Kürzlich las ich, dass ein Fußballspieler in England mit seiner Vertragsverlängerung noch zögert. Er fordert ein Gehalt von € 600.000. Pro Woche! Ein Arbeitnehmer mit € 40.000 im Jahr müsst 15 Jahre arbeiten, um den Wochenlohn dieses Fußballers zu verdienen. Unweigerlich stellt sich die Frage: “Ist ein Fußballer das wert?“

Doch die Frage ist müßig. Denn so lange es jemanden gibt, der ein solches Gehalt zahlt, ist jemand das wohl wert. Solange jemand für ein Gemälde € 100 Millionen überweist, solange ist das Bild das auch wert. Solange jemand für Twitter $ 46 Milliarden bezahlt, ist der Zwitscherdienst das wert.

Das führt mich aber zu dem Punkt, den ich in den letzten Monaten zum Teil mit Kunden diskutieren musste: „Wieviel Euro ist ein Arbeitnehmer wert?“ Die Frage ist aufgekommen, weil sich z. B. die Immobilien- und Mietpreise rasant nach oben entwickelt haben. In vielen Unternehmen sitzen aber Mitarbeiter schon seit Jahren und Jahrzehnten, eine Basis ihres Gehaltes ist u. a. die frühere Mietpreisstruktur vor Ort. Will ein Unternehmen nun einen neuen Mitarbeiter in die Stadt locken, kommt der aber mit dem angebotenen Gehalt nicht mehr hin. Des öfteren habe ich in den letzten Monaten zu Kunden sagen müssen: „Mit dem Gehalt bekomme ich niemanden mit der geforderten Qualifikation an Ihren Standort. Oder nur sehr, sehr schwer.“

Berlin ist so ein Beispiel. Früher sehr günstig, im Vergleich zu etwa Stuttgart, München oder Wiesbaden. In den 2010ern sind dort die Wohnungspreise explodiert. Ein in die Hauptstadt ziehender neuer Mitarbeiter kommt heute mit den z. B. € 55.000, die seine gleichrangigen(!) Kollegen verdienen, nicht mehr hin. Denn seine Monatsmiete beträgt € 2.000, die seiner schon lange in der Stadt wohnenden Kollegen nur € 800. Jedes Unternehmen besitzt aber eine Gehaltsstruktur, die es unmöglich plötzlich verändern kann („10% mehr für alle.“). Ein Dilemma. 

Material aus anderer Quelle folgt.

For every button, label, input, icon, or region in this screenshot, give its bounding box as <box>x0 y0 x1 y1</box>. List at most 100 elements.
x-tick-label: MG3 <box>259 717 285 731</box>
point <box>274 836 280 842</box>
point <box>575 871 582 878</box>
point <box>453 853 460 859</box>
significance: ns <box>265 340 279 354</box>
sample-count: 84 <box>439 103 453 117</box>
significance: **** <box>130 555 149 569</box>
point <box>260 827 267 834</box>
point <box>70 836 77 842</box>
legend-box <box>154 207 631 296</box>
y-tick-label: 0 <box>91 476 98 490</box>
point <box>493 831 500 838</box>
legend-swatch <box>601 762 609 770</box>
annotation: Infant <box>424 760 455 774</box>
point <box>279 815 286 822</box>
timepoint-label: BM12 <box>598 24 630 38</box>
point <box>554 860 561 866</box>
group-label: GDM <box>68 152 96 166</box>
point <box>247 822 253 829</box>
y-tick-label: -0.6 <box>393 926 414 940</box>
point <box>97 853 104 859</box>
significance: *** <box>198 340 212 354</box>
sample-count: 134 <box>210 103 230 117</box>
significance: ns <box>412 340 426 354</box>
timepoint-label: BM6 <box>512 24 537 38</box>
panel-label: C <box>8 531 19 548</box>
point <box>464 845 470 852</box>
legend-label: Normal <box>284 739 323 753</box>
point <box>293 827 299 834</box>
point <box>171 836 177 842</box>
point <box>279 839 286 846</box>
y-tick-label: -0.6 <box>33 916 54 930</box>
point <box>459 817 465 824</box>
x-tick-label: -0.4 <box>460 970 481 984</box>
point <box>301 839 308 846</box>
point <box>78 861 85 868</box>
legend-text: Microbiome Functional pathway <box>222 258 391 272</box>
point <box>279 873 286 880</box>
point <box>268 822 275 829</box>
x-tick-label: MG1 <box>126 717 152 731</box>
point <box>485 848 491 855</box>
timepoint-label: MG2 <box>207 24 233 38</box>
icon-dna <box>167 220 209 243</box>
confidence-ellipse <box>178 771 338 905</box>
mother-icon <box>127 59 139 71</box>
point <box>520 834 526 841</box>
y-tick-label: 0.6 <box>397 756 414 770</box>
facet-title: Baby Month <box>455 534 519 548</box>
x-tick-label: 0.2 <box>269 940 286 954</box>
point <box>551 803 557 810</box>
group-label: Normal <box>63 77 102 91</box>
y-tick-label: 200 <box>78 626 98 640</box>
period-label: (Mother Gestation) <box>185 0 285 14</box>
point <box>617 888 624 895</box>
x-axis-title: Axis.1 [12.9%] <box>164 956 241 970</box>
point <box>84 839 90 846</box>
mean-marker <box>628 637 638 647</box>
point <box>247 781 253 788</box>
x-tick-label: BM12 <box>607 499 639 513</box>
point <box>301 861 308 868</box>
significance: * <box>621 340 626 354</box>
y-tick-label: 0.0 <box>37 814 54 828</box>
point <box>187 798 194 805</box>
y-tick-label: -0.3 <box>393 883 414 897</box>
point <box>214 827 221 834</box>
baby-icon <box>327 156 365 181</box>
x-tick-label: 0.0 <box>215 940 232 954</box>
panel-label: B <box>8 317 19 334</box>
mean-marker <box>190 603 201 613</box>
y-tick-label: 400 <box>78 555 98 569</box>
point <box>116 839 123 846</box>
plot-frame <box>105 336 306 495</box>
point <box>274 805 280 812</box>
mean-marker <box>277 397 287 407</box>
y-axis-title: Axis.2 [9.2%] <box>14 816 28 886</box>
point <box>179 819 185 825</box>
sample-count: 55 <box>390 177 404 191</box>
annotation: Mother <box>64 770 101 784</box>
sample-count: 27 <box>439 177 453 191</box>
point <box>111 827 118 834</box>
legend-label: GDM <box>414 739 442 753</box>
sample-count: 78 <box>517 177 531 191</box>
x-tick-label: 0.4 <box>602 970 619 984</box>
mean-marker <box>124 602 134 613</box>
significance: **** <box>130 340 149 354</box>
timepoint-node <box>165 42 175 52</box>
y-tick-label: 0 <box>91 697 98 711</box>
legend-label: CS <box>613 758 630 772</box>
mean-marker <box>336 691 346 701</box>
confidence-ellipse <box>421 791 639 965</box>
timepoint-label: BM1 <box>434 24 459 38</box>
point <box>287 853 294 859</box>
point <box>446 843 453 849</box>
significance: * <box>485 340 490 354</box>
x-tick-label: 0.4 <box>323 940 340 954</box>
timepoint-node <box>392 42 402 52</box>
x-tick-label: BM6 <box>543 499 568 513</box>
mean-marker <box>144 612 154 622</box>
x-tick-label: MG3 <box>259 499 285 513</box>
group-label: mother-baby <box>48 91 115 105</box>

Ich kenne Unternehmen, die jährlich eine definierte Summe an Gehaltserhöhung für das gesamte Unternehmen festlegen, diese aber nicht streuen. Sondern die angeblich Unverzichtbaren und schwer zu Beschaffenden (z. B. IT) bekommen fast alles, die angeblich leicht Nachzubesetzenden (z. B. Kundenservice, Innendienst) werden mit Peanuts abgespeist. Dass das die innerbetriebliche Stimmung hebt, darf bezweifelt werden. 

Der GF einer gut zahlenden IT-Beratung erzählte mir kürzlich, dass einer seiner besten Mitarbeiter von einem internationalen Konzern abgeworben wurde. Der Wechsel brachte diesem eine Gehaltserhöhung von € 85% ein. Die spart der Konzern vermutlich bei den prekären Arbeitsverhältnissen wieder ein. 

Mein Punkt sind nicht die Gehaltsunterschiede, die es qua Funktion und Verantwortung schon immer gegeben hat. Meine Kopfschmerzen resultieren aus dem Dilemma, das Unternehmen den einen Mitarbeitern überproportional mehr Geld geben, um sie zu halten. Und das bei anderen wieder einsparen, weil sie die glauben ersetzen zu können. Das Prinzip „Dieses Jahr 2,8% mehr für alle“ scheint ausgesetzt. Diese Zunahme des Aschenputtel-Prinzips („Die Wichtigen in das Töpfchen….“) spaltet Betriebe und Gesellschaft.